Смерть взяла в руки инструмент, который все это время одиноко лежал у неё на коленях. Сложно было сказать, что это за инструмент - на земле таких не делают. Фридрих, конечно, не был уверен в том, что где-нибудь в Африке нет таких, но в нем чувствовалась какая-то чужеродность и ненормальность. Фридрих зажмурился и приготовился услышать скрежет и шум по-новому.
--
Почему ты зажмурился? - спросила Смерть.
--
Я боюсь?
--
Чего?
--
Твоей музыки!
--
Ты же умный человек. Разве можно бояться музыки: это лишь набор звуков.
--
Вот именно набора звуков я и боюсь. Я не помню музыки, издаваемой этим...инструментом?
--
Ты, наверно, никогда таких не видел. Это моё изобретение. Я не буду описывать тебе все его составляющие и качества, но он непревзойден.
--
Да уж!
--
Не ехидничай!
--
Хорошо, извини. Сыграй, что же ты!
Смерть нажала какую-то кнопочку и дернула за струну. Она задребезжала и застонала. Внезапно послышалась музыка, странная, не похожая на все то, что слышал Фридрих до сих пор. Нечто атмосферное, неземное, воздушное наполнило комнату и расплылось в довольной, но приятной улыбке праведного обладания человеком, его заинтересованностью и заинтригованностью. Нечто разлетелось по стенам в поисках случайных сплетений света и заструилось по ним как по руслам рек, звеня всеми цветами радуги и сверкая звуками неземного благополучия и неги. В мелодии чувствовались дребезжание и скрежет, но уже такие приятные уху и глазу, ибо их можно было увидеть и услышать одновременно, хотя на деле ничего слышно и видно не было. Мир рухнул и раскрылся для объятий с мечтой, фантазия совокупилась в реальностью, рождая странный гибрид - полумиф-полуслух-полубыль. Все смолкло, кроме этой неимоверно красивой и слепящей музыки шороха, музыки крика, музыки любви и пользы.

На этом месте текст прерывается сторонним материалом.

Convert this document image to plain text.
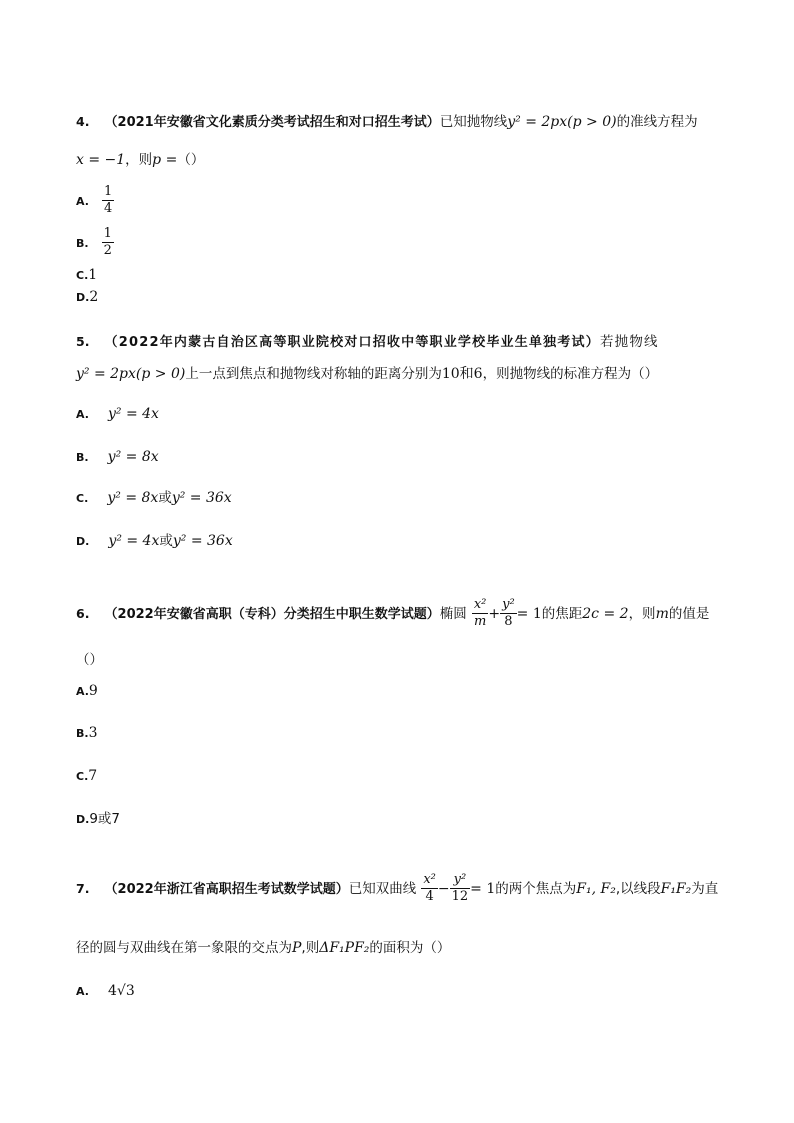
4. （2021年安徽省文化素质分类考试招生和对口招生考试）已知抛物线y² = 2px(p > 0)的准线方程为
x = −1，则p =（）
A. $\frac{1}{4}$
B. $\frac{1}{2}$
C.1
D.2
5. （2022年内蒙古自治区高等职业院校对口招收中等职业学校毕业生单独考试）若抛物线
y² = 2px(p > 0)上一点到焦点和抛物线对称轴的距离分别为10和6，则抛物线的标准方程为（）
A. y² = 4x
B. y² = 8x
C. y² = 8x或y² = 36x
D. y² = 4x或y² = 36x
6. （2022年安徽省高职（专科）分类招生中职生数学试题）椭圆 $\frac{\text{x²}}{m} + \frac{\text{y²}}{8} = 1$的焦距2c = 2，则m的值是
（）
A.9
B.3
C.7
D.9或7
7. （2022年浙江省高职招生考试数学试题）已知双曲线 $\frac{\text{x²}}{4} - \frac{\text{y²}}{12} = 1$的两个焦点为F₁, F₂,以线段F₁F₂为直
径的圆与双曲线在第一象限的交点为P,则ΔF₁PF₂的面积为（）
A. 4√3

Когда Смерть закончила игру, Фридрих был уже мертв. Именно в этот момент его душа щебеча и расплескиваясь по мирозданию неслась навстречу неведомому: не раю, не аду и даже не чистилищу, а тому, что неописуемо человеческим текстом или мыслью и не может быть описано ни в музыке, ни в живописи, ни в любви.
А Смерть вложила свой "инструмент" в футляр и полетела к следующему по очереди: узнавать, какая же мелодия его души приведет его туда, куда нужно.